Conciseness isn't really an issue IMO. You can type fast, and your IDE can probably autocomplete. Note that the explicitness in Rust also makes it harder to make mistakes, so I feel that some extra code here and there isn't a bad price to pay.
As for conciseness, I do think it matters; it's not about how fast you type really, but how fast you can read what you wrote a week later. But conciseness is perhaps a bit of a blunt term, and maybe needs a bit of qualifiers. Now, take this with a large grain of salt due to my very limited knowledge of Rust. But, say, for a short program/script I guess python "wins" clearly since you can just let it bomb out with a stack trace if something goes wrong, whereas in Rust you have more explicit type conversions (.to_string() etc.), and you have to handle errors somehow, even if it's just with try!/unwrap() etc. which adds clutter. But for a larger program, maybe the difference isn't so big anymore, since Rust, unusually for a "close-to-the-metal" language, has a lot of higher-level functional-style features, and for python you probably want to handle errors in some way anyhow?

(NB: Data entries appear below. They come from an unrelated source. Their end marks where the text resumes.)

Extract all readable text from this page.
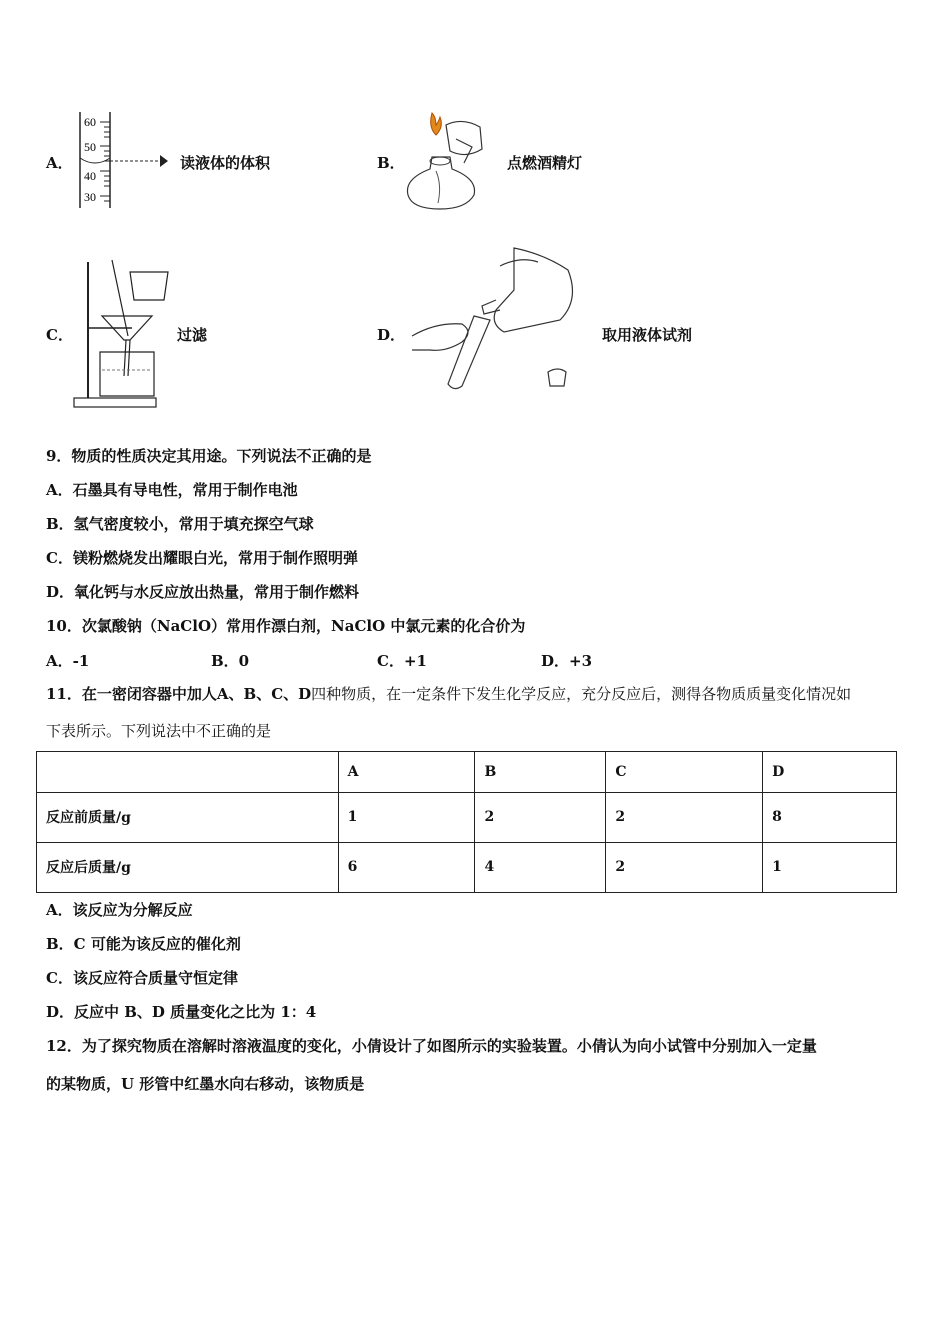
A．
60
50
40
30
读液体的体积	B．	点燃酒精灯
C．	过滤	D．	取用液体试剂
9．物质的性质决定其用途。下列说法不正确的是
A．石墨具有导电性，常用于制作电池
B．氢气密度较小，常用于填充探空气球
C．镁粉燃烧发出耀眼白光，常用于制作照明弹
D．氧化钙与水反应放出热量，常用于制作燃料
10．次氯酸钠（NaClO）常用作漂白剂，NaClO 中氯元素的化合价为
A．-1	B．0	C．+1	D．+3
11．在一密闭容器中加人A、B、C、D四种物质，在一定条件下发生化学反应，充分反应后，测得各物质质量变化情况如
下表所示。下列说法中不正确的是
	A	B	C	D
反应前质量/g	1	2	2	8
反应后质量/g	6	4	2	1
A．该反应为分解反应
B．C 可能为该反应的催化剂
C．该反应符合质量守恒定律
D．反应中 B、D 质量变化之比为 1：4
12．为了探究物质在溶解时溶液温度的变化，小倩设计了如图所示的实验装置。小倩认为向小试管中分别加入一定量
的某物质，U 形管中红墨水向右移动，该物质是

Eventually you'll learn to glance over unwrap() and try!() (well, unwrap() less so, since it's a bad idea to keep it around in your code) and the code you're reading becomes pretty straightforward to read.
My one annoyance in reading Rust code is that because of type inference (which is a super awesome feature otherwise and this annoyance is nowhere close to being enough to make me dislike it) you sometimes don't know the type of the thing being worked on, so getting an idea of what the code is doing is harder (of course, python has the same issue with dynamic types). I've recently started using YouCompleteMe, though, which has pretty decent "Jump To Definition" support which lets me quickly jump around the types and figure out what's happening in such cases.
It's a much younger ecosystem, so there's not always a library though. Then it clearly takes longer, because there's a lot more to do. We do have a pretty respectable number of libraries for our age though, I'm constantly surprised at what DOES exist.
My meaning was that you should favour a usage pattern that looks like you either move/copy things into the called method, or lend a reference to something you own (which is, presumably, not going to be held on to for very long), and then you're either given ownership of whatever return value you get, or get a reference whose lifetime depends on the arguments you passed in (but not the object itself). All of this ends up being quite clean, and you don't end up tying yourself into a borrowing knot.
You do end up in a weird place when your methods return references to fields of the owning object. When that happens, you're restricted in what you can do with the owning object until the reference goes out of scope. Rust mutexes are implemented precisely like that, which highlights what sort of behaviour you're getting from this usage pattern.
The former provides better encapsulation and more closely resembles the message-passing approach to OOP, whereas the latter pattern is not only not very ergonomic, it's quite indicative of poor encapsulation (because you're, by necessity, asking for internal state).
All it does is force you to use unnecessary temporaries, like `let baz = self.baz(); self.foo.bar(baz)`
Note that there are cases where such code is invalid even with the temporary, and they can be related to Demeter. Ish. Also to API contracts; the guarantee should be embedded in the signature (so changing the internals shouldn't cause its usage to stop compiling), which is unweildy to do.